Friday, October 19, 2012

Hiking at Raven Run

Today was hiking day!  All week my boys and kiley had looked forward to this.  I picked them up, my bag packed with lunches and my schedule on pause.  We made it to Raven Run and were ready to start off on our adventure.

We met up with keegans Godmother, Emily.  Since Keegan has joined our family, our family has expanded in love and support with new members.  I am not going to lie, this is strange and weird.  Sometimes it can be tricky and awkward to navigate.  Our times together are made better by having adventures that provide all of us with new memories.  They bind us together and help us through the troubling, insecure times.  The smiles it puts on keegans face and on my children is why we all keep working on this impossible beautiful dream.  Tangent, sorry.

So, we met Emily.  We all took off on the trails.  The kids had a bag to collect their treasures.  This is a must for our travels.  The thing about hiking with kids is that you MUST say goodbye to any plans.  That means if they want to climb a hill of rocks and dirt...you say, "rock on".  If they want to pick up bugs and let them crawl on their hands.  You say, "what a good explorer!"  If they want to run and let loose you say, "go for it!"  I am not going to lie, this is not easy and takes mucho patience.  I draw the line only at spotted leaves...why?  I don't know, they freaked me out.

We walked for an eternity.  The trail got very narrow and was along a big drop off.  This caused mild heart palpitations for Emily and I.  But, you can't quit, there is a payoff.  We went to a Lookout which should have been called suicide rock.  Through a stern voice and some limits we let the kids sit on the rock dangling their feet over the edge (our hands seemed to never leave their collars- would that have stopped the plummet?  Probably not, but it gave me comfort).  As we looked over at the Kentucky river I remember thinking, payoff.
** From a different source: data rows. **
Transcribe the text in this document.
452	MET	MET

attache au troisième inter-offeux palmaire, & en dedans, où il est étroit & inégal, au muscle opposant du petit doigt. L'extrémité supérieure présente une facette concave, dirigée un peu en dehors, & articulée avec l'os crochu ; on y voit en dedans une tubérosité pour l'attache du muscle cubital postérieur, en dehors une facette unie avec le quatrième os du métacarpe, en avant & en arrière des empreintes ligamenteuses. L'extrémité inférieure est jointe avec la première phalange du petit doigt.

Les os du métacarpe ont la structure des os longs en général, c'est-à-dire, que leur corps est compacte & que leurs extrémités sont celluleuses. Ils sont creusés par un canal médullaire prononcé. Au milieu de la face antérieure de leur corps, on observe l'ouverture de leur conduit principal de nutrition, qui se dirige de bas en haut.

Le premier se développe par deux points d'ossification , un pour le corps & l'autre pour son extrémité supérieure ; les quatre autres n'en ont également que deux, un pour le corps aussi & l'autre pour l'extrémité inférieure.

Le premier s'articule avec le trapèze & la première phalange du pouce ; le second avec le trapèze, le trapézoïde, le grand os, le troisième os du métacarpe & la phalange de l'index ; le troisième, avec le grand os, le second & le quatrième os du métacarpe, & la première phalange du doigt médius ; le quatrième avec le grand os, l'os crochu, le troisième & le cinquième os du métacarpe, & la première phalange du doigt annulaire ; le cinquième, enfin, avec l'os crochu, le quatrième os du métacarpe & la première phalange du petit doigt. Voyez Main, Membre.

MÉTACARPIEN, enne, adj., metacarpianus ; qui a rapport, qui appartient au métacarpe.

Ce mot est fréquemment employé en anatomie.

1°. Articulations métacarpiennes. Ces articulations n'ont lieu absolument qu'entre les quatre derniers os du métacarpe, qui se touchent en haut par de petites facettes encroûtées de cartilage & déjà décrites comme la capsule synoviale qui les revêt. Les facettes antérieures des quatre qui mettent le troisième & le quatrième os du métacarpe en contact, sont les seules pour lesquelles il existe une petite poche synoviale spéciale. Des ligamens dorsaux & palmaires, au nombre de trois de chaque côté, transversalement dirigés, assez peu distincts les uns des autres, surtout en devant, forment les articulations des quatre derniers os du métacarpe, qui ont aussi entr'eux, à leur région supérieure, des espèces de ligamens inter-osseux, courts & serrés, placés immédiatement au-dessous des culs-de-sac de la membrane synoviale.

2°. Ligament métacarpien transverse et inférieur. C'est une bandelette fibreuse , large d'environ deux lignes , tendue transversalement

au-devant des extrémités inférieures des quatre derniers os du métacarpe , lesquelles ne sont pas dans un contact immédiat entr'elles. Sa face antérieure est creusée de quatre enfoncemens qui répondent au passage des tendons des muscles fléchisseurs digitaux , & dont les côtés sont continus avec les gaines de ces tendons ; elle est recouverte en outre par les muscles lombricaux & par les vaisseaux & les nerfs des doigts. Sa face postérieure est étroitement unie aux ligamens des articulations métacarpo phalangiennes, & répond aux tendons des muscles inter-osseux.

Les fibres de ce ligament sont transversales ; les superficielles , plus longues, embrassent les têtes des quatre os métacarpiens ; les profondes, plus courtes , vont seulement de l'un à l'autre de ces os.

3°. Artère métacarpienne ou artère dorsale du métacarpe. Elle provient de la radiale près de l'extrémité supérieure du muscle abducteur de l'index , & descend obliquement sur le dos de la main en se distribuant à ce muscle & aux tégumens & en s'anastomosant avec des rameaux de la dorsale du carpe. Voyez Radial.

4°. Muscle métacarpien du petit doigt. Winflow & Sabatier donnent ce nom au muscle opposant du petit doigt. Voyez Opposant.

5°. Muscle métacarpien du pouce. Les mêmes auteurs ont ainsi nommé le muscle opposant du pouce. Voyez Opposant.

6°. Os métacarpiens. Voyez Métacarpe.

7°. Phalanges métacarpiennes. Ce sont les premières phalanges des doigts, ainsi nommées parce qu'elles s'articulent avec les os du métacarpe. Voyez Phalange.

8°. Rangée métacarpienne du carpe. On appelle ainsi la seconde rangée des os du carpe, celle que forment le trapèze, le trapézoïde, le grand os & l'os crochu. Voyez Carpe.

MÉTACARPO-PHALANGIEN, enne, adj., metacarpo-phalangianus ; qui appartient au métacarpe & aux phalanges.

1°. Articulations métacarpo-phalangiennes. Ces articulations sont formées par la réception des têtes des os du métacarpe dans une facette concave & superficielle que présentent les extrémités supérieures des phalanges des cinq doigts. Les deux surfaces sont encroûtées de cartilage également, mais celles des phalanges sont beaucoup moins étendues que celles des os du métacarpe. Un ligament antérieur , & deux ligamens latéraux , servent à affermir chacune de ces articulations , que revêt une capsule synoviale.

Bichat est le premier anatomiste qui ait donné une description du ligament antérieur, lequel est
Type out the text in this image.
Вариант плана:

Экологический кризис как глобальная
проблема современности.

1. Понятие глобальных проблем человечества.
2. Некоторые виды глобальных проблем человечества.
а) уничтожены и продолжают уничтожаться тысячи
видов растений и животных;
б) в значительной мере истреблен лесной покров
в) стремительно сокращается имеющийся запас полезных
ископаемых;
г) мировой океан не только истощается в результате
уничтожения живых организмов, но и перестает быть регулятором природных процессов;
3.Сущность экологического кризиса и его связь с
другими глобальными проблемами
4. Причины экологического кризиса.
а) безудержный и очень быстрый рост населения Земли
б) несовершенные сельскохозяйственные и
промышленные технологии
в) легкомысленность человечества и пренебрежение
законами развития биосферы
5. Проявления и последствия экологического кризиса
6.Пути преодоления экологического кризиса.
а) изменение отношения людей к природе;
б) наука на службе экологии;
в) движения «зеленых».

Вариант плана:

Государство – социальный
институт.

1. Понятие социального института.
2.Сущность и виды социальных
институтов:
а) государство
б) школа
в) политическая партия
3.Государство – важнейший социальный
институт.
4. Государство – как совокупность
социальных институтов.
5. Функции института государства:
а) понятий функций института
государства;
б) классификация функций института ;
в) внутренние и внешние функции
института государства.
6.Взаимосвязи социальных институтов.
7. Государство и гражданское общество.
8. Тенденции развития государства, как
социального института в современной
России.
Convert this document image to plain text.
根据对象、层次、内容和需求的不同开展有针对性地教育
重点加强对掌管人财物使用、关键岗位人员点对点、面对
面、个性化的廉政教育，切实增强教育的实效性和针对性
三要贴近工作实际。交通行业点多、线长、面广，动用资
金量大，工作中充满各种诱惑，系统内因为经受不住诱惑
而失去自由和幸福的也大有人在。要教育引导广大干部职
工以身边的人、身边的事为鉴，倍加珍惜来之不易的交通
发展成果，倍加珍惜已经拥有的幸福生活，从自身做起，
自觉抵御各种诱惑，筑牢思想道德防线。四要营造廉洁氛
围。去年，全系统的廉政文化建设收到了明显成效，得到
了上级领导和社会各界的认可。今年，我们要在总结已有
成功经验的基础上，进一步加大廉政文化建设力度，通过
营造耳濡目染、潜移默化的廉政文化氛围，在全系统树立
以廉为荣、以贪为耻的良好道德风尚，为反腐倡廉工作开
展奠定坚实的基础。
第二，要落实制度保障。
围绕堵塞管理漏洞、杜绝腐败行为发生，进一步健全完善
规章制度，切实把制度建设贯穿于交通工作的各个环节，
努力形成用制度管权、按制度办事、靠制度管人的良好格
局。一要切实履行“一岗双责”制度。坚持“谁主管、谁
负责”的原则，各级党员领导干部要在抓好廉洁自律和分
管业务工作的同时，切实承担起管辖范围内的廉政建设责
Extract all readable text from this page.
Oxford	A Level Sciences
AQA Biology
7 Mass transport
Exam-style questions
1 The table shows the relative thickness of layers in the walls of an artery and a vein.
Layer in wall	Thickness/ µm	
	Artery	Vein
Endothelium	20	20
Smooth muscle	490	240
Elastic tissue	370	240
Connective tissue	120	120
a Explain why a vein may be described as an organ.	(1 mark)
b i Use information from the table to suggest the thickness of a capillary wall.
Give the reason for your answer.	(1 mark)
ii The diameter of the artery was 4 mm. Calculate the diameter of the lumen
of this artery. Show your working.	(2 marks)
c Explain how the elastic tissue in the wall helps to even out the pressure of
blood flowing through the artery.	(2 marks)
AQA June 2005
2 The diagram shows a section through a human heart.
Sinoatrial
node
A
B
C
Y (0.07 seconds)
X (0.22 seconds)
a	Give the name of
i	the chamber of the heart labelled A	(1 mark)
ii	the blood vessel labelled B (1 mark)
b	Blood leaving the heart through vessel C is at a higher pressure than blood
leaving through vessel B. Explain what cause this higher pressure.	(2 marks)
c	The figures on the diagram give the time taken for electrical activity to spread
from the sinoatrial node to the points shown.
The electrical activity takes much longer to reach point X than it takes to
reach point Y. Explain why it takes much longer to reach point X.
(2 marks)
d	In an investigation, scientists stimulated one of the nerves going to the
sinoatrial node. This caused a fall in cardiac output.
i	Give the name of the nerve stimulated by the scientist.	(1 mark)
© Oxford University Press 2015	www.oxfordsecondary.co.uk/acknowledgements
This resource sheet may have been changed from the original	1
On the way back, the crankies hit, in a bad way.  It started to rain.  I twisted my ankle (not bad just enough to add to the misery).   The temp dropped 10 degrees.  We took a new trail and were slightly terrified that it was taking us the long way.  As the rain began coming down harder I looked at Emily and said, "These ideas are crazy!  I sure hope that we don't regret this".  Emily said, totally confident, "when you have the kids in bed quietly sleeping and you look back at the pictures.  It will be worth it".  Payoff was the motivation for the last half mile.

At the end of the day my bag is full of rocks, my heart is full of love and my head is full of irreplaceable memories.  Memories, as Emily said, that I pored over that night.  Thankful for my sleeping exhausted angels.  Thankful for my awesome camera phone.  But, also thankful for this crazy, new, weird extended family that encourage, support and love all of us.  Payoff.